As you can see, the power draws are really, really low, and should yield a pretty reasonable runtime: high should run for 20 hours and red for 32 hours. The headlamp is clearly not the brightest thing around but since it is so small and light I find it hard to not stash in my EDC bag or in my pack. Durability still seems good.


----------



## tam17 (Sep 7, 2011)

I wonder what does "water resistant" mean in Mammut terms, since I couldn't find any IPX rating. Perhaps the circuit board is protected with lacquer, as in some Petzl lights (e.g. Tikka XP gen1), and it's actually splashproof? I don't know if it is gasket-sealed.

Otherwise it's a nice little light well worth its price. Seems like I'll have to wait for the next batch to be shipped to my local distributor.

Cheers,

Tam


----------



## Bster13 (Dec 12, 2011)

*Update on Mammut Performance?*

Hello Carrot,

I am seriously considering this light for winter backpacking in the Adirondacks. It's be cold, so Lithiums will be the battery of the day, but wondering how well this light performed while hiking or walking at night in very day areas? (they say you need less lumens when it's pitch black out as your eyes adjust *shrugs*)

I wanted the weight of a Zebrealight H501, but could not find a definitive answer on the 80 degree flood for hiking (I think I'd like beam pattern of H51 with spot and flood, but I didn't like the added weight of H51 and didn't want CR123a batts).

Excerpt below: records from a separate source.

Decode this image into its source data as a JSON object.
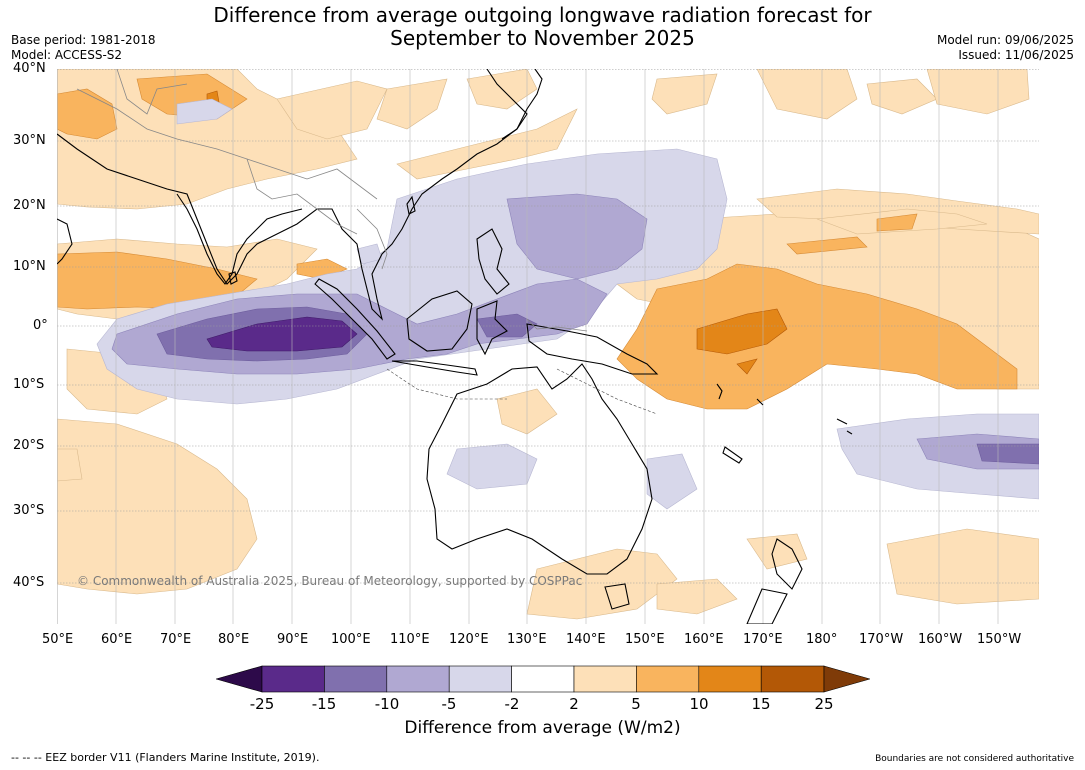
{
  "title": {
    "line1": "Difference from average outgoing longwave radiation forecast for",
    "line2": "September to November 2025"
  },
  "meta_left": {
    "base_period": "Base period: 1981-2018",
    "model": "Model: ACCESS-S2"
  },
  "meta_right": {
    "model_run": "Model run: 09/06/2025",
    "issued": "Issued: 11/06/2025"
  },
  "map": {
    "latitude_labels": [
      "40°N",
      "30°N",
      "20°N",
      "10°N",
      "0°",
      "10°S",
      "20°S",
      "30°S",
      "40°S"
    ],
    "longitude_labels": [
      "50°E",
      "60°E",
      "70°E",
      "80°E",
      "90°E",
      "100°E",
      "110°E",
      "120°E",
      "130°E",
      "140°E",
      "150°E",
      "160°E",
      "170°E",
      "180°",
      "170°W",
      "160°W",
      "150°W"
    ],
    "copyright": "© Commonwealth of Australia 2025, Bureau of Meteorology, supported by COSPPac"
  },
  "colorbar": {
    "label": "Difference from average (W/m2)",
    "tick_labels": [
      "-25",
      "-15",
      "-10",
      "-5",
      "-2",
      "2",
      "5",
      "10",
      "15",
      "25"
    ],
    "colors": [
      "#2d0a4a",
      "#5a2a8a",
      "#8070ae",
      "#b0a8d2",
      "#d7d7ea",
      "#ffffff",
      "#fde0b8",
      "#f9b45e",
      "#e38618",
      "#b35806",
      "#7f3b08"
    ]
  },
  "footer": {
    "left": "--  --  -- EEZ border V11 (Flanders Marine Institute, 2019).",
    "right": "Boundaries are not considered authoritative"
  }
}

I'm not as worried about the headlamp being unregulated, so long as I keep a lithium in there:
http://www.flashlightreviews.com/features/runtime_explained.htm

So how does it do while hiking at night? Thanks!


----------



## carrot (Dec 16, 2011)

*Re: Update on Mammut Performance?*



Bster13 said:


> Hello Carrot,
> 
> I am seriously considering this light for winter backpacking in the Adirondacks. It's be cold, so Lithiums will be the battery of the day, but wondering how well this light performed while hiking or walking at night in very day areas? (they say you need less lumens when it's pitch black out as your eyes adjust *shrugs*)
> 
> ...



I found it to have enough output to follow a well-marked trail but too little output to navigate on poorly-marked or overgrown trails. I don't know what it is like to hike in the Adirondacks.

Personally, I am not comfortable using it as my only light source because I feel that it is just a smidgen too low output. But you're asking amongst flashlight enthusiasts. If you are used to using something like a Photon Light it will be a massive improvement. 

But again, often I plan even my day trips to run into the night because I find night hiking to be very enjoyable, and in situations where you are cold, tired and hungry and can't wait to get back to the car the higher output of something else is a real comfort.


----------



## Bster13 (Dec 16, 2011)

*Re: Update on Mammut Performance?*

Thanks very much Carrot. ADKs are much like the Catskills. Well marked trail it will be. I ordered this light the other day, now I need to find the best deal on Lithium AAs.


----------



## Bster13 (Dec 17, 2011)

*Which Lithiums should I choose?*

Based of Carrot's readings:

off: .06mA 
low: 76.5mA
high: 93.5mA
red: 69.3mA

And this chart:
http://www.candlepowerforums.com/vb/showthread.php?278063-AA-Ragone-Plot

1.5v * 0.0935A = 0.14025W

Looks like the Energizer AA Advanced Lithium batteries, would run just as long as the Energizer AA Ultimate Lithium batteries when hiking the trails on High, no?


...basically the highest draw of this headlamp hardly registers on the Ragone plot, and thus I'd be wasting money to go with the more powerful Energizer AA Ultimate Lithium batteries when considering run time. Can someone check me on this (this is not my strong suit)? Anything I should consider about these two batteries in terms of run time when it gets cold? 

For reference:
http://data.energizer.com/PDFs/l91.pdf
http://data.energizer.com/PDFs/l92.pdf

Thanks for all the help, I appreciate it.http://data.energizer.com/PDFs/l92.pdf


----------



## Bster13 (Dec 17, 2011)

*Which Lithiums should I choose?*

Based of Carrot's readings:

off: .06mA 
low: 76.5mA
high: 93.5mA
red: 69.3mA

And this chart:
http://www.candlepowerforums.com/vb/showthread.php?278063-AA-Ragone-Plot

1.5v * 0.0935A = 0.14025W

Looks like the Energizer AA Advanced Lithium batteries, would run just as long as the Energizer AA Ultimate Lithium batteries when hiking the trails on High, no?


...basically the highest draw of this headlamp hardly registers on the Ragone plot, and thus I'd be wasting money to go with the more powerful Energizer AA Ultimate Lithium batteries when considering run time. Can someone check me on this (this is not my strong suit)? Anything I should consider about these two batteries in terms of run time when it gets cold? 

For reference:
http://data.energizer.com/PDFs/l91.pdf
http://data.energizer.com/PDFs/l92.pdf

Thanks for all the help, I appreciate it.http://data.energizer.com/PDFs/l92.pdf


----------